Anda di halaman 1dari 13

BAB I PENDAHULUAN A.

Latar Belakang Pendidikan adalah proses menumbuh kembangkan potensi sumber daya manusia melalui kegiatan pembelajaran. Kegiatan pembelajaran tersbut diselenggarakan pada semua jenjang pendidikan dasar 9 tahun, pendidikan menengah dan pendidikan tinggi. Pengajaran sebagai aktivitas operasional kependidikan dilaksanakan oleh tenaga pendidik dalam hal ini guru. Dalam proses pendidikan berlangsung, tentunya ada interaksi antara guru dan siswa sehingga terjadi proses belajar dan mengajar. Fisika sebagai bagian dari ilmu pengetahuan alam (IPA) merupakan salah satu bidang studi yang dajarkan melalui dari pendidikan dasar sampai pendidikan tingkat tinggi, sehingga tidak dapat dipungkiri bahwa bidang studi Fisika juga memegang peran penting dalam upaya peningkatan kualitas sumber daya manusia pada era sekarang ini. Oleh karena itu pengajaran Fisika disekolahsekolah sangat diperlukan. Pembelajaran Fisika pada dasarnya bertujuan untuk membantu melatih pola pikir siswa agar dapat memecahkan masalah dengan kritis, logis, cermat dan tepat. Disamping itu agar siswa terbentuk kepribadiannya serta terampil menggunakan konsep Fisika dalam kehidupan sehari-hari. Namun banyak siswa yang menganggap bahwa Fisika itu pelajaran yang menakutkan sehingga siswa tidak berpartisipasi aktif dalam pelajaran secara optimal bahkan cenderung pasif. Oleh karena itu dalam pembelajaran IPA-Fisika membutuhkan model atau strategi yang tepat. Kesalahan menggunakan model atau strategi dapat menghambat tercapainya tujuan pembelajaran IPA-Fisika yang diinginkan.

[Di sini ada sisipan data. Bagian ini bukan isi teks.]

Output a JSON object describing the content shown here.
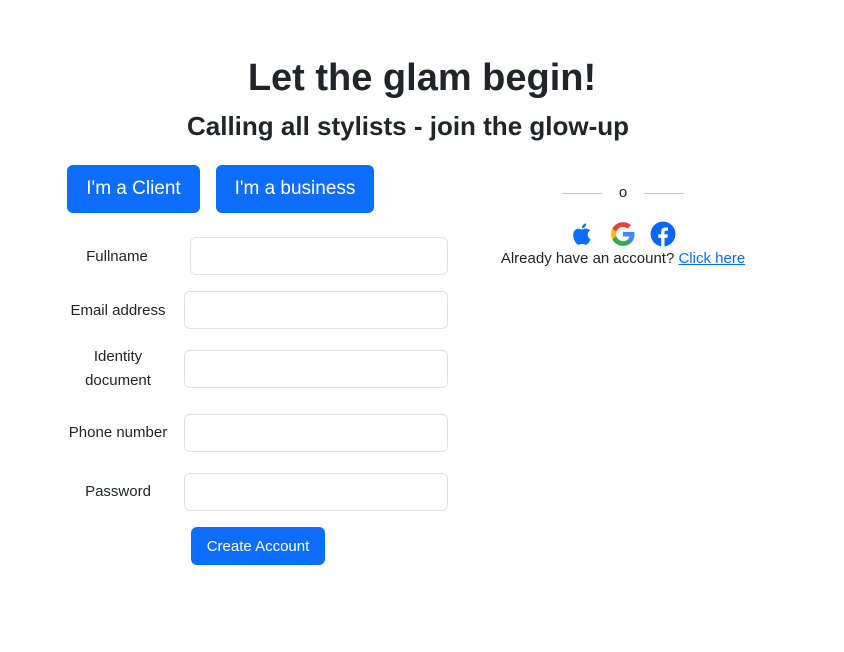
{
  "header": {
    "title": "Let the glam begin!",
    "subtitle": "Calling all stylists - join the glow-up"
  },
  "account_type": {
    "client_label": "I'm a Client",
    "business_label": "I'm a business"
  },
  "form": {
    "fullname": {
      "label": "Fullname",
      "value": "",
      "placeholder": ""
    },
    "email": {
      "label": "Email address",
      "value": "",
      "placeholder": ""
    },
    "identity": {
      "label": "Identity document",
      "value": "",
      "placeholder": ""
    },
    "phone": {
      "label": "Phone number",
      "value": "",
      "placeholder": ""
    },
    "password": {
      "label": "Password",
      "value": "",
      "placeholder": ""
    },
    "submit_label": "Create Account"
  },
  "social": {
    "divider_text": "o",
    "icons": [
      "apple-icon",
      "google-icon",
      "facebook-icon"
    ],
    "login_prompt": "Already have an account?",
    "login_link": "Click here"
  },
  "colors": {
    "primary": "#0d6efd",
    "text": "#212529",
    "input_border": "#dee2e6",
    "facebook": "#0866ff",
    "apple": "#0d6efd"
  }
}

Dampak yang lain adalah terganggunya kestabilan psikologi peserta didik. Dengan demikian seorang guru ditekankan untuk memilih suatu model pembelajaran yang dapat melibatkan atau mengaktifkan siswa dalam belajar. Berdasarkan hasil pengamatan yang dilakukan penulis di SMP Negeri 1 Bau-Bau melalui wawancara dengan salah satu guru bidang studi Fisika diperoleh informasi bahwa proses

pembelajaran Fisika yang terjadi di kelas secara umum yaitu rendahnya hasil belajar IPA-Fisika yang selalu diperoleh siswa. Selain itu, diungkapkan pula bahwa ketika siswa diberikan materi-materi yang terkait konsep-konsep Fisika, siswa kurang berkonsentrasi dan tidak aktif dalam mengikuti pelajaran yang berakibat kurangnya penguasaan konsep terkait materi yang diajarkan. Hal ini terbukti dari rendahnya rata-rata hasil belajar IPA- Fisika yang diperoleh siswa kelas VII yakni 5,7 Nilai tersebut masih berada dibawah nilai standar ketuntasan belajar minimal yang ditetapkan oleh kurikulum yakni 6,4. Rendahnya hasil belajar IPA-Fisika di SMP Negeri 1 Bau-Bau merupakan salah satu indikasi perlunya perbaikan model pembelajaran yang kurang tepat yang digunakan oleh guru, sehingga kita perlu mencari suatu alternatif lain atau model pembelajaran lain dalam proses belajar mengajar yang dapat mengatasi permasalahan-permasalahan diatas. Salah satu alternatif model pembelajaran yang dapat mengaktifkan siswa dalam bertanya agar dapat menerima materi dengan baik adalah dengan menerapkan model pembelajaran Interaktif. Dengan model ini, siswa dapat belajar mengajukan pertanyaan, mencoba merumuskan pertanyaan, dan mecoba menemukan jawaban terhadap pertanyaannya sendiri dengan melakukan kegiatan observasi (penyelidikan). Dengan materi yang disampaikan oleh guru dengan cara seperti itu siswa atau anak menjadi kritis dan aktif belajar. Berdasarkan uraian diatas maka, penulis berinisiatif untuk melakukan penelitian sebagai alternatif pemecahan masalah ada di SMP Negeri 1 Bau-Bau dengan judul: Penerapan Model Pembelajaran Interaktif Untuk Meningkatkan Hasil Belajar Fisika Siswa Kelas VII SMPN 1 Bau-Bau Pada Meteri Pokok Kalor Dalam Perubahan Wujud Zat.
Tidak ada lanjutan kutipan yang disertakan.